Historically, folklore has mentioned the elderberry to ward off evil influences and provide protection from witches. If an elder tree was cut down, a spirit known as the Elder Mother would be released and take her revenge on the person cutting down the tree. In more recent story-telling, elderberry gained popularity in the movie Harry Potter. Harry Potter’s wand was made of Sambucus and known as the “Elder Wand”.
Medicinal uses of elderberry are widespread. Hippocrates referred to this plant as the “medicine chest” and research has proven this to be true. Classical Greek healers considered the elderberry as one of the best healing plants on the earth. Elderberries were listed in the CRC Handbook of Medicinal Herbs as early as 1985, and listed in the 2000 Mosby’s Nursing Drug Reference for colds, flu, yeast infections, nasal and chest congestion, and hay fever. One of the major benefits of elderberry include its immune-boosting properties. Its immune-boosting properties provide relief in common conditions such as colds, flu, coughs, congestion and tonsillitis. More specifically, elderberry juice was used to treat a flu epidemic in Panama in 1995.
In the Journal of Complementary and Alternative Medicine, it states that in a placebo-controlled, double-blind study, elderberry was shown to be effective for treating Influenza B with a faster recovery than those receiving the placebo. Another study published in 2004 by Erling Thom at the University of Oslo in Norway, found that patients who were given elderberry extract (93%) were completely recovered from the flu in two days versus those taking the placebo, who recovered in six days.

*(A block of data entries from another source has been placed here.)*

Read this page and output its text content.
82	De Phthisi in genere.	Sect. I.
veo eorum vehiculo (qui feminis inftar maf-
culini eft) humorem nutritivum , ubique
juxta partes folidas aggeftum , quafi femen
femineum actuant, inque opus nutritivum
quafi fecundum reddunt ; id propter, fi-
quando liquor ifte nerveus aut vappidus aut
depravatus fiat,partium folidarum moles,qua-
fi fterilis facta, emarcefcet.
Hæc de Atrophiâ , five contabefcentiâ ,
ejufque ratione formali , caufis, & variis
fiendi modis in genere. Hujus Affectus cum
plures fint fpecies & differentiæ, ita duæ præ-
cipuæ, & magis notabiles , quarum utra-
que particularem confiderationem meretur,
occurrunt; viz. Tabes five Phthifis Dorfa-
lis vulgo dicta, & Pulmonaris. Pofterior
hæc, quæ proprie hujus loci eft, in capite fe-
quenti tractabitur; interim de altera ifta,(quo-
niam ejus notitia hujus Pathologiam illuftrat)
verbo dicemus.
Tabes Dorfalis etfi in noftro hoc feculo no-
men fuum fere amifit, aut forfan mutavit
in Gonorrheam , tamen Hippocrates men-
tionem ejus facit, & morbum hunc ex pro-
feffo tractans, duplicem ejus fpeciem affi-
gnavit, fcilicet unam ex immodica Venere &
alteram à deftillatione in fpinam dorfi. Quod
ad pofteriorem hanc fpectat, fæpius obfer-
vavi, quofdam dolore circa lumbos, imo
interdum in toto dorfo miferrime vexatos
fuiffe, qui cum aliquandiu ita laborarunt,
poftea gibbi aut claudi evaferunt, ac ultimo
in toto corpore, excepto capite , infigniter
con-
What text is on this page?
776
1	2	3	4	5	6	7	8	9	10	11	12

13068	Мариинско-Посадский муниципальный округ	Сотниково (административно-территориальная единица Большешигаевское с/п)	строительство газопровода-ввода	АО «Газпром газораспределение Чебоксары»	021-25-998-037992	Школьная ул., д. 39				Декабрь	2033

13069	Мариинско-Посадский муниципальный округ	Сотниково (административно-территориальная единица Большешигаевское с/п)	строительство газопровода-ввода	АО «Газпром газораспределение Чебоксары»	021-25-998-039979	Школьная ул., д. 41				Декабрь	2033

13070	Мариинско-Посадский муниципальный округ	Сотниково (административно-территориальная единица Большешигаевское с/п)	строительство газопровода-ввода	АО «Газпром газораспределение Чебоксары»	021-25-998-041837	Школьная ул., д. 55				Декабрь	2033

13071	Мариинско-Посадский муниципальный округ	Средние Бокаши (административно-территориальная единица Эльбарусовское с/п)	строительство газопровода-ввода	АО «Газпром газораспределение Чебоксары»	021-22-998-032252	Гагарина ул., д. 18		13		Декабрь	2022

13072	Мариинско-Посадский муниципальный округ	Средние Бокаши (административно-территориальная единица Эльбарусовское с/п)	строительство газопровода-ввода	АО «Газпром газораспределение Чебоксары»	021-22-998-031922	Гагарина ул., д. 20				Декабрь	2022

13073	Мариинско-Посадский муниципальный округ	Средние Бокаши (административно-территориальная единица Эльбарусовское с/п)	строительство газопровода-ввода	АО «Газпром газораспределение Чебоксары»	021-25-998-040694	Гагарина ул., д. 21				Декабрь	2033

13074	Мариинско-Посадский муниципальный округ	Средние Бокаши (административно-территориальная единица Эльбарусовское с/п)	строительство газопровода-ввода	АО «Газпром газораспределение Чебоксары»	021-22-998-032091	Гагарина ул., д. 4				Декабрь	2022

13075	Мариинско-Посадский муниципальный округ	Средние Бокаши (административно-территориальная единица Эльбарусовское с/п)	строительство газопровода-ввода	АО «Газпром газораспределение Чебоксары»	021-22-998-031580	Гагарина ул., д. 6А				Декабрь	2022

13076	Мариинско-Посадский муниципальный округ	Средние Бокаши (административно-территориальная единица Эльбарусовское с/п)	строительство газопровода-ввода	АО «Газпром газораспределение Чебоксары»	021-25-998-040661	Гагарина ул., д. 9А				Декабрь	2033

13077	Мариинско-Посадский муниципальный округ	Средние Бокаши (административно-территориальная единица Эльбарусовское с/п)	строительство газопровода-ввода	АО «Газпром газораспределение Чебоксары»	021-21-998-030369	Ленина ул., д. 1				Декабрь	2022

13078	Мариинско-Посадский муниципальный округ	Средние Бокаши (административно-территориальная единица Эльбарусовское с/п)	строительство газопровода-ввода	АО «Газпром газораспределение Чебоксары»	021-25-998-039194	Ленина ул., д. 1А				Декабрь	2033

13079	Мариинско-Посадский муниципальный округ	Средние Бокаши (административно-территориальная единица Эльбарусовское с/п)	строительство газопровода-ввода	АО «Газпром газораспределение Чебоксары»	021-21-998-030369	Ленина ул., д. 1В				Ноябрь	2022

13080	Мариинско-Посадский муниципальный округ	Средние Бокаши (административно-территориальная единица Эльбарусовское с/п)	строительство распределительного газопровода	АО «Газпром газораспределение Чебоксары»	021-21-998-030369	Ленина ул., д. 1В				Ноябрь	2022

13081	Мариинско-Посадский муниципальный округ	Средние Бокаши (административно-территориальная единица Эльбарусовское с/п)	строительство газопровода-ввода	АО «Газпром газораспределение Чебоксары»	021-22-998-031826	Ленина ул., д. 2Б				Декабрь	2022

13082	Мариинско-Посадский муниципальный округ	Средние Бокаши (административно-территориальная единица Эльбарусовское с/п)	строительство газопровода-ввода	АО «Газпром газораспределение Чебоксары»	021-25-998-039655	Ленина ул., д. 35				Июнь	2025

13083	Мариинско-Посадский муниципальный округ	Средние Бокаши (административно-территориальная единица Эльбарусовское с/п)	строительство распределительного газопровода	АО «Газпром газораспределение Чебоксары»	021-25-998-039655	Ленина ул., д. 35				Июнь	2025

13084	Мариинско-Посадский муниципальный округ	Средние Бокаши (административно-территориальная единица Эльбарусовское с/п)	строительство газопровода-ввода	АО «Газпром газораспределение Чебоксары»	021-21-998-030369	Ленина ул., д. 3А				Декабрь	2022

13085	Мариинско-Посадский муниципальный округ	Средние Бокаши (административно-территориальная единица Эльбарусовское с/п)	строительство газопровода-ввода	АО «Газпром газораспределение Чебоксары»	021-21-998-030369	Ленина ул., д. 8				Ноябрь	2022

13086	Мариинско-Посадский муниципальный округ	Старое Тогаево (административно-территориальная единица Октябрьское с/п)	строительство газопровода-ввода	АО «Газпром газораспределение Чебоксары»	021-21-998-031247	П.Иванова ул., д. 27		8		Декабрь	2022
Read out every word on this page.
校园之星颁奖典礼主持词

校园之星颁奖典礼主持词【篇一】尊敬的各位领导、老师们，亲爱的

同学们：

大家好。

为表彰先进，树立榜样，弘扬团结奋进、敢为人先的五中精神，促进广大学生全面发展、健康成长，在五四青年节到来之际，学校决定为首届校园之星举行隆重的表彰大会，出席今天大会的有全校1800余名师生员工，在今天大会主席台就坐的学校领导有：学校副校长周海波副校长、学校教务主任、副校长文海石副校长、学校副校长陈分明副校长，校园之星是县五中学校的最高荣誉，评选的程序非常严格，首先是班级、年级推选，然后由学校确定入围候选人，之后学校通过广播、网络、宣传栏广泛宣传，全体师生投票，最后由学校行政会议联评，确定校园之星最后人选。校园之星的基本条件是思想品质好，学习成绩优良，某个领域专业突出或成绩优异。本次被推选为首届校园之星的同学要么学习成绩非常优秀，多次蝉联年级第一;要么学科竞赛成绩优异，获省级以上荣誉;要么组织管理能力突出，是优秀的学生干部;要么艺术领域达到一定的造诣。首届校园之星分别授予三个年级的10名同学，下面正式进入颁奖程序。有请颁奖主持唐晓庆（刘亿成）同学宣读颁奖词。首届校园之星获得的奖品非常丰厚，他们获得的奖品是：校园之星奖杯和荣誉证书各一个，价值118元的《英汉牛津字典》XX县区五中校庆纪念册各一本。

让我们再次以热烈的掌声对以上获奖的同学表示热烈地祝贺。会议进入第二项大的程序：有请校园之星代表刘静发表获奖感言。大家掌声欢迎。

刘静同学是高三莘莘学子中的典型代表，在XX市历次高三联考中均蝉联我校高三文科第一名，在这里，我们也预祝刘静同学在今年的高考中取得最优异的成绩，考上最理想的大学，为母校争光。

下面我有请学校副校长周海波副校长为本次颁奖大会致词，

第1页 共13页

Elderberry is currently being used for a host of variable conditions including cancer, AIDS, asthma, diabetes, and cardiovascular disease. Elderberry juice has also been used to improve vision, especially night vision. Other uses of elderberry include as a mild laxative, diuretic and for weight loss.
As the cold and flu season is upon us, we should have our bottle of elderberry extract ready. As always, please consult with your doctor before starting any kind of medical protocol.